I think there is good value in having a consistent API for shortcuts inline with Menu Accelerators and GlobalShortcuts.

This should be implemented. Most of the time you'd want local shortcuts. Making event listeners on BrowserWindows don't work if there are webviews in use that capture focus. And even if creating a menu worked it makes no sense that a menu has to be created to enable keyboard shortcuts (which are a very core feature of most applications). I'm saying, this should be handled by Electron itself and not some third party library.

@poiru

You can use before-input-event to catch and handle custom shortcuts that are not visible in the menu. If you want to attach it to all web contents, use something like:

app.on('web-contents-created', function (event, wc) {
  wc.on('before-input-event', function (event, input) {
    if (input.key === 'x' && input.ctrl && !input.alt && !input.meta && !input.shift) {
      // Do something for Ctrl-X
      event.preventDefault()
    }
  })
})

@parro-it electron-localshortcut should probably use the above approach.

Unfortunately, It did not work for me. It never allows me to press Ctrl+x key.

commented

Just for someone who may have a same problem like me in 2020...

BrowserWindow.getFocusedWindow()

This returns the current focused BrowserWindow object.

globalShortcut.register( 'F11', () => {
  BrowserWindow.getFocusedWindow().setFullScreen( ! BrowserWindow.getFocusedWindow().isFullScreen() )
} )

E.g.
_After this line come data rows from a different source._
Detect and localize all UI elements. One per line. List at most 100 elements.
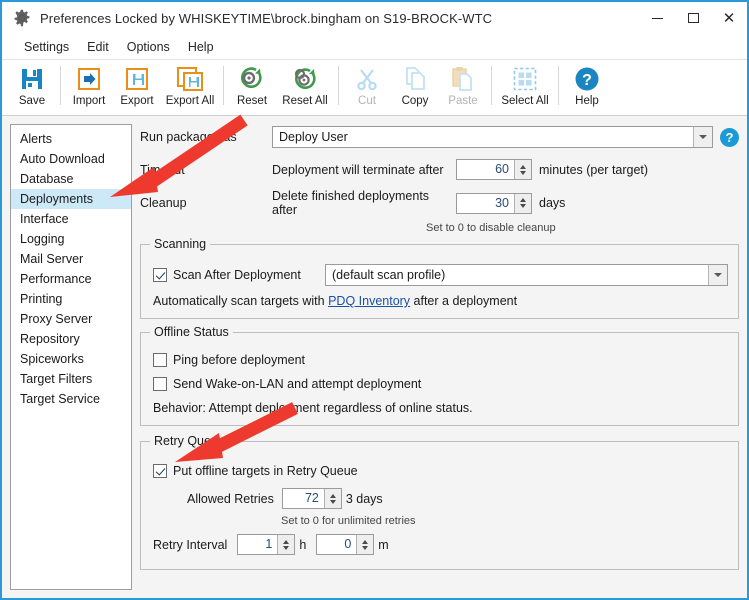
allowed-retries-stepper-buttons[interactable] xyxy=(323,489,341,508)
cleanup-days-value[interactable]: 30 xyxy=(457,194,514,213)
chevron-down-icon[interactable] xyxy=(693,127,712,147)
timeout-minutes-stepper[interactable]: 60 xyxy=(456,159,532,180)
menu-edit[interactable]: Edit xyxy=(78,37,118,57)
retry-minutes-stepper-buttons[interactable] xyxy=(356,535,374,554)
allowed-retries-value[interactable]: 72 xyxy=(283,489,324,508)
retry-interval-hours-unit: h xyxy=(299,537,307,552)
scanning-note-before: Automatically scan targets with xyxy=(153,294,329,308)
timeout-unit: minutes (per target) xyxy=(539,162,649,177)
scanning-group: Scanning Scan After Deployment (default … xyxy=(140,237,739,319)
allowed-retries-stepper[interactable]: 72 xyxy=(281,488,342,509)
retry-hours-stepper-buttons[interactable] xyxy=(277,535,295,554)
toolbar-select-all-button[interactable]: Select All xyxy=(496,60,554,115)
scan-profile-select[interactable]: (default scan profile) xyxy=(325,264,728,286)
paste-icon xyxy=(448,64,478,94)
toolbar-help-button[interactable]: ? Help xyxy=(563,60,611,115)
run-packages-as-row: Run packages as Deploy User ? xyxy=(140,126,739,148)
run-packages-as-select[interactable]: Deploy User xyxy=(272,126,713,148)
timeout-description: Deployment will terminate after xyxy=(272,162,444,177)
scan-after-deployment-checkbox[interactable] xyxy=(153,268,167,282)
sidebar-item-target-filters[interactable]: Target Filters xyxy=(11,369,131,389)
sidebar-item-repository[interactable]: Repository xyxy=(11,329,131,349)
toolbar-copy-label: Copy xyxy=(401,95,429,107)
scanning-note: Automatically scan targets with PDQ Inve… xyxy=(153,294,728,308)
sidebar-item-auto-download[interactable]: Auto Download xyxy=(11,149,131,169)
pdq-inventory-link[interactable]: PDQ Inventory xyxy=(328,294,410,308)
timeout-row: Timeout Deployment will terminate after … xyxy=(140,159,739,180)
toolbar-export-all-button[interactable]: Export All xyxy=(161,60,219,115)
timeout-minutes-value[interactable]: 60 xyxy=(457,160,514,179)
toolbar-reset-all-button[interactable]: Reset All xyxy=(276,60,334,115)
cleanup-description: Delete finished deployments after xyxy=(272,189,430,217)
run-packages-as-label: Run packages as xyxy=(140,130,237,144)
retry-interval-hours-stepper[interactable]: 1 xyxy=(237,534,296,555)
toolbar-separator xyxy=(558,66,559,105)
retry-interval-hours-value[interactable]: 1 xyxy=(238,535,277,554)
toolbar-reset-all-label: Reset All xyxy=(282,95,328,107)
copy-icon xyxy=(400,64,430,94)
menu-options[interactable]: Options xyxy=(118,37,179,57)
toolbar-save-label: Save xyxy=(18,95,46,107)
toolbar-export-all-label: Export All xyxy=(165,95,215,107)
preferences-window: Preferences Locked by WHISKEYTIME\brock.… xyxy=(0,0,749,600)
toolbar-reset-label: Reset xyxy=(236,95,268,107)
retry-queue-enable-row: Put offline targets in Retry Queue xyxy=(153,464,728,478)
sidebar-item-printing[interactable]: Printing xyxy=(11,289,131,309)
toolbar-paste-button[interactable]: Paste xyxy=(439,60,487,115)
retry-queue-group-title: Retry Queue xyxy=(150,434,229,448)
toolbar-reset-button[interactable]: Reset xyxy=(228,60,276,115)
sidebar-item-proxy-server[interactable]: Proxy Server xyxy=(11,309,131,329)
retry-interval-minutes-stepper[interactable]: 0 xyxy=(316,534,375,555)
maximize-button[interactable] xyxy=(675,2,711,34)
toolbar-cut-button[interactable]: Cut xyxy=(343,60,391,115)
ping-before-deployment-checkbox[interactable] xyxy=(153,353,167,367)
menu-settings[interactable]: Settings xyxy=(15,37,78,57)
sidebar-item-performance[interactable]: Performance xyxy=(11,269,131,289)
minimize-button[interactable] xyxy=(639,2,675,34)
menu-bar: Settings Edit Options Help xyxy=(2,34,747,60)
help-icon: ? xyxy=(572,64,602,94)
wake-on-lan-checkbox[interactable] xyxy=(153,377,167,391)
export-icon xyxy=(122,64,152,94)
unlimited-retries-hint: Set to 0 for unlimited retries xyxy=(281,515,416,527)
toolbar-import-button[interactable]: Import xyxy=(65,60,113,115)
toolbar-copy-button[interactable]: Copy xyxy=(391,60,439,115)
sidebar-item-alerts[interactable]: Alerts xyxy=(11,129,131,149)
sidebar-item-interface[interactable]: Interface xyxy=(11,209,131,229)
run-packages-as-value: Deploy User xyxy=(279,130,348,144)
sidebar-item-spiceworks[interactable]: Spiceworks xyxy=(11,349,131,369)
save-icon xyxy=(17,64,47,94)
toolbar-save-button[interactable]: Save xyxy=(8,60,56,115)
run-packages-as-help-icon[interactable]: ? xyxy=(720,127,739,147)
offline-behavior-text: Behavior: Attempt deployment regardless … xyxy=(153,401,473,415)
cleanup-stepper-buttons[interactable] xyxy=(514,193,531,213)
cleanup-days-stepper[interactable]: 30 xyxy=(456,192,532,214)
toolbar-export-label: Export xyxy=(120,95,154,107)
allowed-retries-suffix: 3 days xyxy=(345,491,383,506)
reset-all-icon xyxy=(290,64,320,94)
toolbar-help-label: Help xyxy=(575,95,599,107)
chevron-down-icon[interactable] xyxy=(708,265,727,285)
reset-icon xyxy=(237,64,267,94)
toolbar-export-button[interactable]: Export xyxy=(113,60,161,115)
wake-on-lan-row: Send Wake-on-LAN and attempt deployment xyxy=(153,377,728,391)
timeout-stepper-buttons[interactable] xyxy=(514,160,531,179)
sidebar-item-database[interactable]: Database xyxy=(11,169,131,189)
toolbar-paste-label: Paste xyxy=(448,95,478,107)
close-button[interactable]: ✕ xyxy=(711,2,747,34)
scan-after-deployment-row: Scan After Deployment (default scan prof… xyxy=(153,264,728,286)
sidebar-item-target-service[interactable]: Target Service xyxy=(11,389,131,409)
toolbar-separator xyxy=(491,66,492,105)
sidebar-item-mail-server[interactable]: Mail Server xyxy=(11,249,131,269)
retry-interval-minutes-value[interactable]: 0 xyxy=(317,535,356,554)
sidebar-item-logging[interactable]: Logging xyxy=(11,229,131,249)
menu-help[interactable]: Help xyxy=(179,37,223,57)
retry-interval-row: Retry Interval 1 h 0 m xyxy=(153,534,728,555)
svg-text:?: ? xyxy=(582,72,592,89)
cleanup-label: Cleanup xyxy=(140,196,187,210)
import-icon xyxy=(74,64,104,94)
put-offline-targets-checkbox[interactable] xyxy=(153,464,167,478)
sidebar-item-deployments[interactable]: Deployments xyxy=(11,189,131,209)
toolbar-cut-label: Cut xyxy=(358,95,376,107)
retry-interval-minutes-unit: m xyxy=(378,537,389,552)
I could make a full screen shortcut as the above way.

Here's a working flexible solution that allows you to manually define non-global shortcuts for focusedWindow without putting them into app menu:

app.on('web-contents-created', (webContentsCreatedEvent, webContents) => {
  webContents.on('before-input-event', (beforeInputEvent, input) => {
    // console.log('Main console::', input)
    const { code, alt, control, shift, meta } = input
    // Shortcut: toggle devTools
    if (shift && control && !alt && !meta && code === 'KeyI') {
      BrowserWindow.getFocusedWindow().webContents.toggleDevTools({ mode: 'detach' }) 
    }
    // Shortcut: window reload
    if (shift && control && !alt && !meta && code === 'KeyR') {
      BrowserWindow.getFocusedWindow().reload()
    }
  })
})

Also works when you disable the app menu with Menu.setApplicationMenu(null)

Wouldn't a native solution be infinitely better than any hacky workaround? As another user said, keyboard shortcuts are a core feature of most applications...
Edit: Also what this guy says about how registering/unregistering globalShortcuts on focus/blur (which is what electron-localshortcut does) leads to unwanted behaviors.

Edit: Also what this guy says about how registering/unregistering globalShortcuts on focus/blur (which is what electron-localshortcut does) leads to unwanted behaviors.

By the way, the current version of electron-localshortcut does not register globalShortcuts
but listen to a keyboard event on the BrowserWindow instance. It's not an hack anymore!

@parro-it That's great to know, thanks for pointing it out!

commented

For anyone interested in this issue, I just published electron-shortcuts. I needed a safe solution to local shortcuts and decided to put something together, which ended up becoming a tiny, safety-focused npm library 😄

It's definitely still early stage, so contributions and feedback of any kind are definitely welcome!